How do I budget for the build if I am hiring a fractional?
Assume $50K to $80K for the initial build on a single-store Shopify brand, delivered over 8 to 10 weeks. Multi-store, headless, subscription, or custom-checkout brands push that range up. The recurring infrastructure lands at $800 to $1,500 per month regardless of build complexity; complexity eats build time, not ongoing run-rate.

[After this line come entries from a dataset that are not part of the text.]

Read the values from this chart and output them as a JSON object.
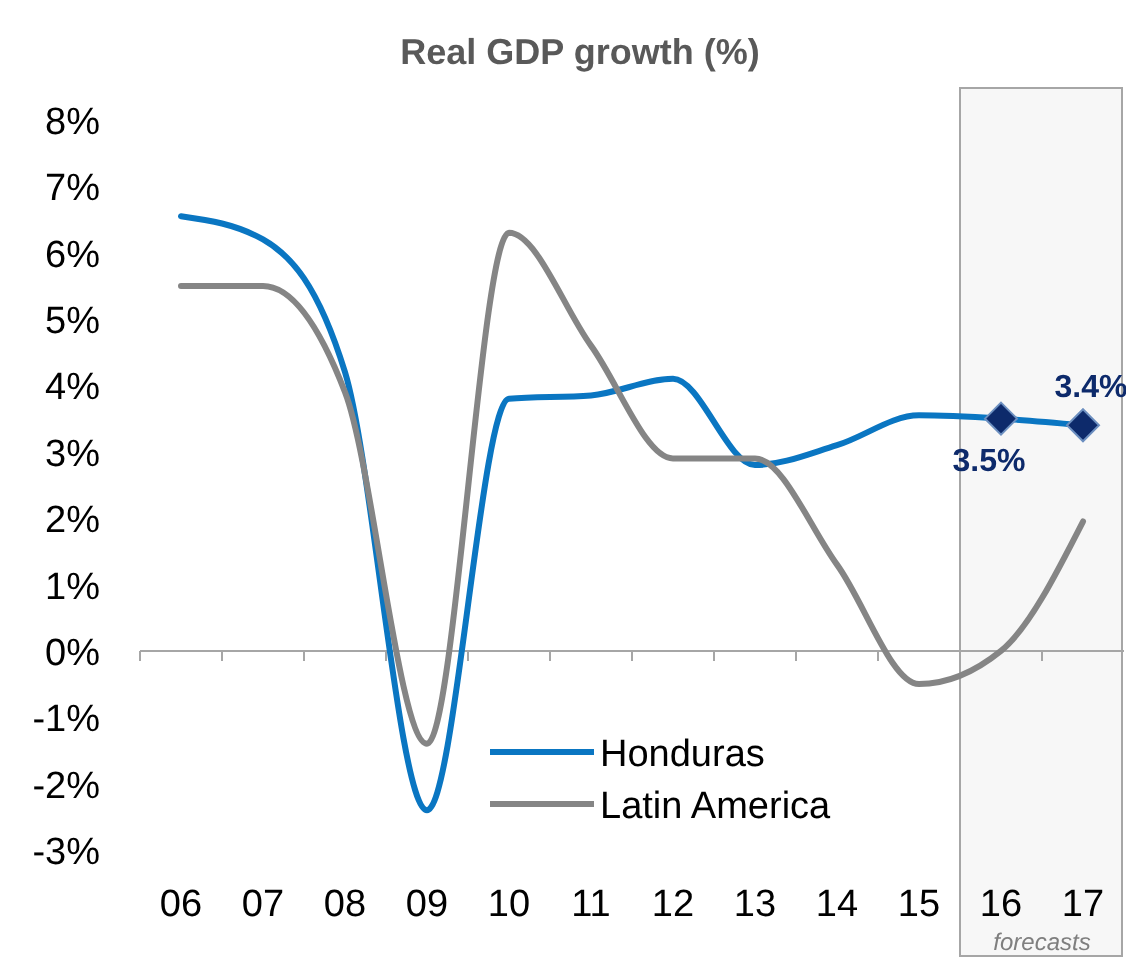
{
  "chart_data": {
    "type": "line",
    "title": "Real GDP growth (%)",
    "categories": [
      "06",
      "07",
      "08",
      "09",
      "10",
      "11",
      "12",
      "13",
      "14",
      "15",
      "16",
      "17"
    ],
    "series": [
      {
        "name": "Honduras",
        "color": "#0a76c2",
        "values": [
          6.55,
          6.2,
          4.2,
          -2.4,
          3.8,
          3.85,
          4.1,
          2.8,
          3.1,
          3.55,
          3.5,
          3.4
        ]
      },
      {
        "name": "Latin America",
        "color": "#858585",
        "values": [
          5.5,
          5.5,
          3.9,
          -1.4,
          6.3,
          4.6,
          2.9,
          2.9,
          1.3,
          -0.5,
          0.0,
          1.95
        ]
      },
      {
        "type": "scatter",
        "color": "#0d2a6b",
        "x": [
          "16",
          "17"
        ],
        "values": [
          3.5,
          3.4
        ],
        "value_labels": [
          "3.5%",
          "3.4%"
        ],
        "marker": "diamond"
      }
    ],
    "ylim": [
      -3,
      8
    ],
    "yticks": [
      {
        "value": -3,
        "label": "-3%"
      },
      {
        "value": -2,
        "label": "-2%"
      },
      {
        "value": -1,
        "label": "-1%"
      },
      {
        "value": 0,
        "label": "0%"
      },
      {
        "value": 1,
        "label": "1%"
      },
      {
        "value": 2,
        "label": "2%"
      },
      {
        "value": 3,
        "label": "3%"
      },
      {
        "value": 4,
        "label": "4%"
      },
      {
        "value": 5,
        "label": "5%"
      },
      {
        "value": 6,
        "label": "6%"
      },
      {
        "value": 7,
        "label": "7%"
      },
      {
        "value": 8,
        "label": "8%"
      }
    ],
    "bands": [
      {
        "axis": "x",
        "from": "16",
        "to": "17",
        "label": "forecasts",
        "color": "#f7f7f7"
      }
    ],
    "legend": "bottom"
  }
}
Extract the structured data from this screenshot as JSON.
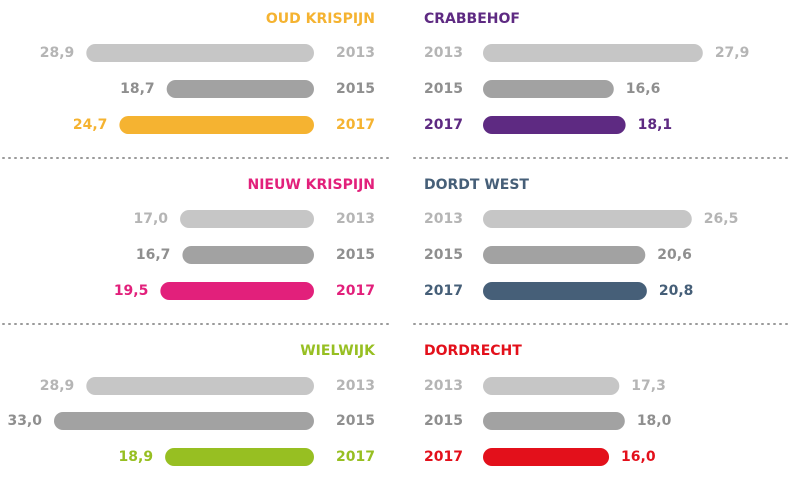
{
  "chart_data": [
    {
      "type": "bar",
      "title": "OUD KRISPIJN",
      "categories": [
        "2013",
        "2015",
        "2017"
      ],
      "values": [
        28.9,
        18.7,
        24.7
      ],
      "value_labels": [
        "28,9",
        "18,7",
        "24,7"
      ],
      "colors": [
        "#c6c6c6",
        "#a2a2a2",
        "#f5b331"
      ]
    },
    {
      "type": "bar",
      "title": "CRABBEHOF",
      "categories": [
        "2013",
        "2015",
        "2017"
      ],
      "values": [
        27.9,
        16.6,
        18.1
      ],
      "value_labels": [
        "27,9",
        "16,6",
        "18,1"
      ],
      "colors": [
        "#c6c6c6",
        "#a2a2a2",
        "#5e2a82"
      ]
    },
    {
      "type": "bar",
      "title": "NIEUW KRISPIJN",
      "categories": [
        "2013",
        "2015",
        "2017"
      ],
      "values": [
        17.0,
        16.7,
        19.5
      ],
      "value_labels": [
        "17,0",
        "16,7",
        "19,5"
      ],
      "colors": [
        "#c6c6c6",
        "#a2a2a2",
        "#e2207b"
      ]
    },
    {
      "type": "bar",
      "title": "DORDT WEST",
      "categories": [
        "2013",
        "2015",
        "2017"
      ],
      "values": [
        26.5,
        20.6,
        20.8
      ],
      "value_labels": [
        "26,5",
        "20,6",
        "20,8"
      ],
      "colors": [
        "#c6c6c6",
        "#a2a2a2",
        "#465f78"
      ]
    },
    {
      "type": "bar",
      "title": "WIELWIJK",
      "categories": [
        "2013",
        "2015",
        "2017"
      ],
      "values": [
        28.9,
        33.0,
        18.9
      ],
      "value_labels": [
        "28,9",
        "33,0",
        "18,9"
      ],
      "colors": [
        "#c6c6c6",
        "#a2a2a2",
        "#97bf22"
      ]
    },
    {
      "type": "bar",
      "title": "DORDRECHT",
      "categories": [
        "2013",
        "2015",
        "2017"
      ],
      "values": [
        17.3,
        18.0,
        16.0
      ],
      "value_labels": [
        "17,3",
        "18,0",
        "16,0"
      ],
      "colors": [
        "#c6c6c6",
        "#a2a2a2",
        "#e3101b"
      ]
    }
  ]
}
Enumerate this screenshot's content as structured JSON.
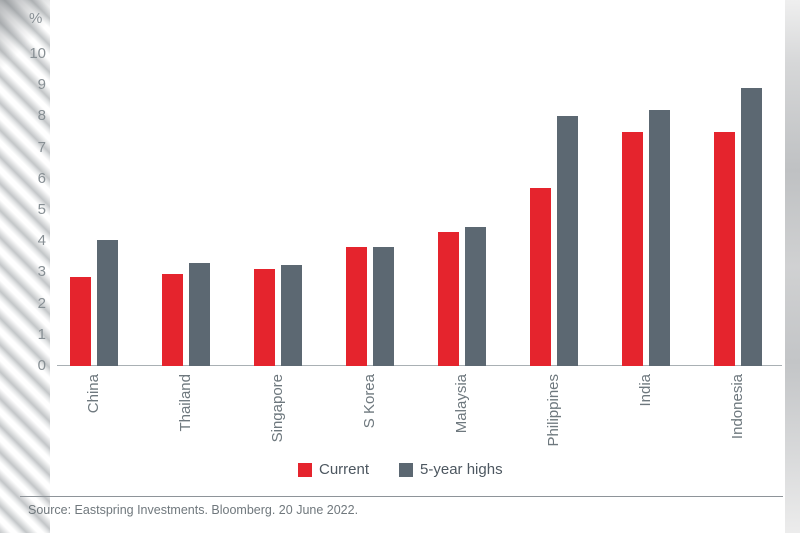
{
  "chart_data": {
    "type": "bar",
    "unit_label": "%",
    "categories": [
      "China",
      "Thailand",
      "Singapore",
      "S Korea",
      "Malaysia",
      "Philippines",
      "India",
      "Indonesia"
    ],
    "series": [
      {
        "name": "Current",
        "color": "#e5242d",
        "values": [
          2.85,
          2.95,
          3.1,
          3.8,
          4.3,
          5.7,
          7.5,
          7.5
        ]
      },
      {
        "name": "5-year highs",
        "color": "#5c6872",
        "values": [
          4.05,
          3.3,
          3.25,
          3.8,
          4.45,
          8.0,
          8.2,
          8.9
        ]
      }
    ],
    "ylim": [
      0,
      10
    ],
    "yticks": [
      0,
      1,
      2,
      3,
      4,
      5,
      6,
      7,
      8,
      9,
      10
    ],
    "grid": false,
    "legend_position": "bottom",
    "xlabel": "",
    "ylabel": "%"
  },
  "legend": {
    "current_label": "Current",
    "highs_label": "5-year highs"
  },
  "footer": {
    "source_text": "Source: Eastspring Investments. Bloomberg. 20 June 2022."
  }
}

What if I want to start smaller?
Native Klaviyo connector + Shopify's Plus BigQuery connector (if you have Plus) + dbt-core + Looker Studio. Total: ~$5 per month in BigQuery storage. Tradeoff is you miss Meta, Google Ads, and a GA4 server-side feed. Fine for a brand that just wants Shopify + email in one place. Not enough for attribution modeling or unified dashboards.
What to try this week
Export last month's Fivetran invoice (or equivalent) and break it out by source. For most brands, one or two connectors account for 70+ percent of the spend. If Klaviyo or Meta is the outsized line, that is where the Klaviyo to warehouse ETL alternatives or a DIY Meta connector would earn their keep.
If you do not have a warehouse yet and are scoping one, a DTC Stack Audit is the fastest way to figure out whether you need a full rebuild or a targeted patch.
Sources and specifics
- Pricing numbers are from April 2026 vendor pricing pages: fivetran.com/pricing, airbyte.com/pricing, dbt-labs.com/pricing, cloud.google.com/bigquery/pricing.
- Monthly active rows numbers are from real invoices on brands I have shipped warehouses for; your mileage varies with sync cadence and schema choices.
- The 7-to-9-week build estimate assumes a single data engineer working full-time; calendar time stretches with part-time engagement.
- Pattern drawn from the Q1 2026 analytics engine case study, where a similar-scope warehouse shipped on a comparable budget.